James memulai surat pertama dengan
cerita kepulangannya kembali ke Seattle dan pertanyaan apakah Marla sudah
membaca buku yang ia kirimkan. Surat kedua, ketiga dan selanjutnya lebih banyak
menceritakan tentang aktifitas James di Seattle dan suasana di sana. Harus
diakui cerita-cerita yang disampaikan James cukup menggoda Marla untuk
melancong ke kota tersebut. Dan sebagai pelengkap, James selalu menyisipkan
satu baris kalimat undangan, akankah Marla datang ke Seattle suatu hari nanti?
Maka setelah membaca satu demi satu surat tersebut, Marla meyakinkan kalau ia
memang akan datang ke sana setelah menentukan tanggal dan menyiapkan segala
sesuatunya.
* * *
James Calvert sendiri tak bisa
menutupi kegembiraannya ketika membaca surat balasan Marla. Ia kira, Marla
sudah lupa pada sosok James, pada obrolan-obrolan James dan celoteh panjang
mereka di tengah keriuhan Roma akhir Juni tahun lalu.

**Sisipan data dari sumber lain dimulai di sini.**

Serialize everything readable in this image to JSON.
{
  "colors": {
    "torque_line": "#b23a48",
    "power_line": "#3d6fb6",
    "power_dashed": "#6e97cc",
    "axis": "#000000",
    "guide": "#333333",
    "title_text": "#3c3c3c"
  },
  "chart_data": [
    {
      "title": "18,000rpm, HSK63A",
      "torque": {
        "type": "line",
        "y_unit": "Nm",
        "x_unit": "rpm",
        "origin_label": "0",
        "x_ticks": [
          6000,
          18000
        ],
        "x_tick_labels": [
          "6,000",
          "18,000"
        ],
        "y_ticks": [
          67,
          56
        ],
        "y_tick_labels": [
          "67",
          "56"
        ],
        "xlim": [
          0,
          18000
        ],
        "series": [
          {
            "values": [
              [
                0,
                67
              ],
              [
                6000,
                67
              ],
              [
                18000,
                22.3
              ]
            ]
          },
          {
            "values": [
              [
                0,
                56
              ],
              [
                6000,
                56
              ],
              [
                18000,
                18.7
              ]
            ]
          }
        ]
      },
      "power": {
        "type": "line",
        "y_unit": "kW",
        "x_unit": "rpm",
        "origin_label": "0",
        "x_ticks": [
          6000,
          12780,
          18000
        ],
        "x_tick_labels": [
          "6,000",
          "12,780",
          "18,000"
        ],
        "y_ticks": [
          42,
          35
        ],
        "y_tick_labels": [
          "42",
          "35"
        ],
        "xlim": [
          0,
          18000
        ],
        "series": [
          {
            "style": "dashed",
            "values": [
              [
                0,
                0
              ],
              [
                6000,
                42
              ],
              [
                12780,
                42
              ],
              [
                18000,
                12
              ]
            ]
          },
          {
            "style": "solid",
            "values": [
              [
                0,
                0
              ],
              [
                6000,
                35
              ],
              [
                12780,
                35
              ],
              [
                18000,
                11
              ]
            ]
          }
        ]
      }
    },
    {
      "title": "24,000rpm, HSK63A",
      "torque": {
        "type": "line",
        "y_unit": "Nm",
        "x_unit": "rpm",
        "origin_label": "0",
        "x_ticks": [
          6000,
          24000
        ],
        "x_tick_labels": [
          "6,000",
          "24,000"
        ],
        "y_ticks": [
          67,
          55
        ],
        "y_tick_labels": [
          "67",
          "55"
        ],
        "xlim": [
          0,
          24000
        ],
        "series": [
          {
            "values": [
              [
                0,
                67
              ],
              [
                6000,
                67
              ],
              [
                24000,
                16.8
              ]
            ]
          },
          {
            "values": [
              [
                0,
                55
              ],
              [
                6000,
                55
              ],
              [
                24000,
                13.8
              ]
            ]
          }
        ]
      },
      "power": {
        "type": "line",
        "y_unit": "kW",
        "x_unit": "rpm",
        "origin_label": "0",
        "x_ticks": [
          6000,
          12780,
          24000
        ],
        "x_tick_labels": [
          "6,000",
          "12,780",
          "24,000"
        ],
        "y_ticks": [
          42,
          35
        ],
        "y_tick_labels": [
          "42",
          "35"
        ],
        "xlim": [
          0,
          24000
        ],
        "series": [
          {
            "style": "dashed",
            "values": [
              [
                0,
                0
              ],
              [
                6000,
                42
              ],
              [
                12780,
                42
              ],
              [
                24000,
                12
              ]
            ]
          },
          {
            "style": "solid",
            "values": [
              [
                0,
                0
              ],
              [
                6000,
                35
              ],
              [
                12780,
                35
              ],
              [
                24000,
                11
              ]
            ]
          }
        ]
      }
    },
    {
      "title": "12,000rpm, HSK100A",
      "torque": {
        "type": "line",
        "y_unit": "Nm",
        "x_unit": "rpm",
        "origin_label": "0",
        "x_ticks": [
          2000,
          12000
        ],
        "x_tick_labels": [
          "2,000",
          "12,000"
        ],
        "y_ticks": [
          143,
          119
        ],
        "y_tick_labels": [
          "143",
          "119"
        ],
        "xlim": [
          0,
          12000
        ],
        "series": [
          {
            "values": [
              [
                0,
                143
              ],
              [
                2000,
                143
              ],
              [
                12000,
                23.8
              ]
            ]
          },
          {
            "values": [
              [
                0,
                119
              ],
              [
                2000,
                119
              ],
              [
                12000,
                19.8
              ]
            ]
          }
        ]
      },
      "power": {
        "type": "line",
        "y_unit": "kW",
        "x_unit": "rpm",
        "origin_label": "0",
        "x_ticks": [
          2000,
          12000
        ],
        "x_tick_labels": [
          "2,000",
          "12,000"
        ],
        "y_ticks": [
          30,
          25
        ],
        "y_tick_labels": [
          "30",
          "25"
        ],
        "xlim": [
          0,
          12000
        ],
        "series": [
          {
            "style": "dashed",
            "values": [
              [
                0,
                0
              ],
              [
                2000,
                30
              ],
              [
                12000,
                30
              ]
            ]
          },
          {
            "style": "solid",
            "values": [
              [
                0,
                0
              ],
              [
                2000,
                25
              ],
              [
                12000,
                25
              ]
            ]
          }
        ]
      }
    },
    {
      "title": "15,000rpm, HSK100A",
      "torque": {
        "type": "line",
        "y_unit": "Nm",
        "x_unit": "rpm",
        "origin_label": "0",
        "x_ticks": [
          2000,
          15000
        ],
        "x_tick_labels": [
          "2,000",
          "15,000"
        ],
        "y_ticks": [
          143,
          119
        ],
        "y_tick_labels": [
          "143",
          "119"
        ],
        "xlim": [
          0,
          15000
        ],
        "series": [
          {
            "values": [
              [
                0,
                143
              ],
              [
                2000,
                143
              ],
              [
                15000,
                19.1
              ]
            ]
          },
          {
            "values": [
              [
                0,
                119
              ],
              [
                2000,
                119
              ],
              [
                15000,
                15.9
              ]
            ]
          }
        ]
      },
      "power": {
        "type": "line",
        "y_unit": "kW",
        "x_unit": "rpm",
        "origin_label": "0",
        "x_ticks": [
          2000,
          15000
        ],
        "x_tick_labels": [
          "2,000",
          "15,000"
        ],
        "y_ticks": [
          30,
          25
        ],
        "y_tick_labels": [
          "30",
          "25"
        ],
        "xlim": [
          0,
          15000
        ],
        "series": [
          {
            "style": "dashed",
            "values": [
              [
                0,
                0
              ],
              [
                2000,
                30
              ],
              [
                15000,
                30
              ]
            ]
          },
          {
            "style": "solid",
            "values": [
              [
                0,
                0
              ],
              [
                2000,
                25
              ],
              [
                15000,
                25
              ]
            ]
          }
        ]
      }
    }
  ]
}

Surat-surat yang tak pernah berbalas,
James kira telah menjadi jawaban penolakan Marla atas keengganannya untuk
datang ke Emerald City (sebutan bagi
Seattle sebagai kota zamrud karena banyaknya pohon hijau yang tumbuh di sana). Tapi
kabar sore itu seolah menjadi pelepas penat terbaik yang pernah ia dapatkan.
Marla berjanji kalau ia akan
datang paling tidak dalam enam bulan ke depan. James tahu ia perlu bersabar.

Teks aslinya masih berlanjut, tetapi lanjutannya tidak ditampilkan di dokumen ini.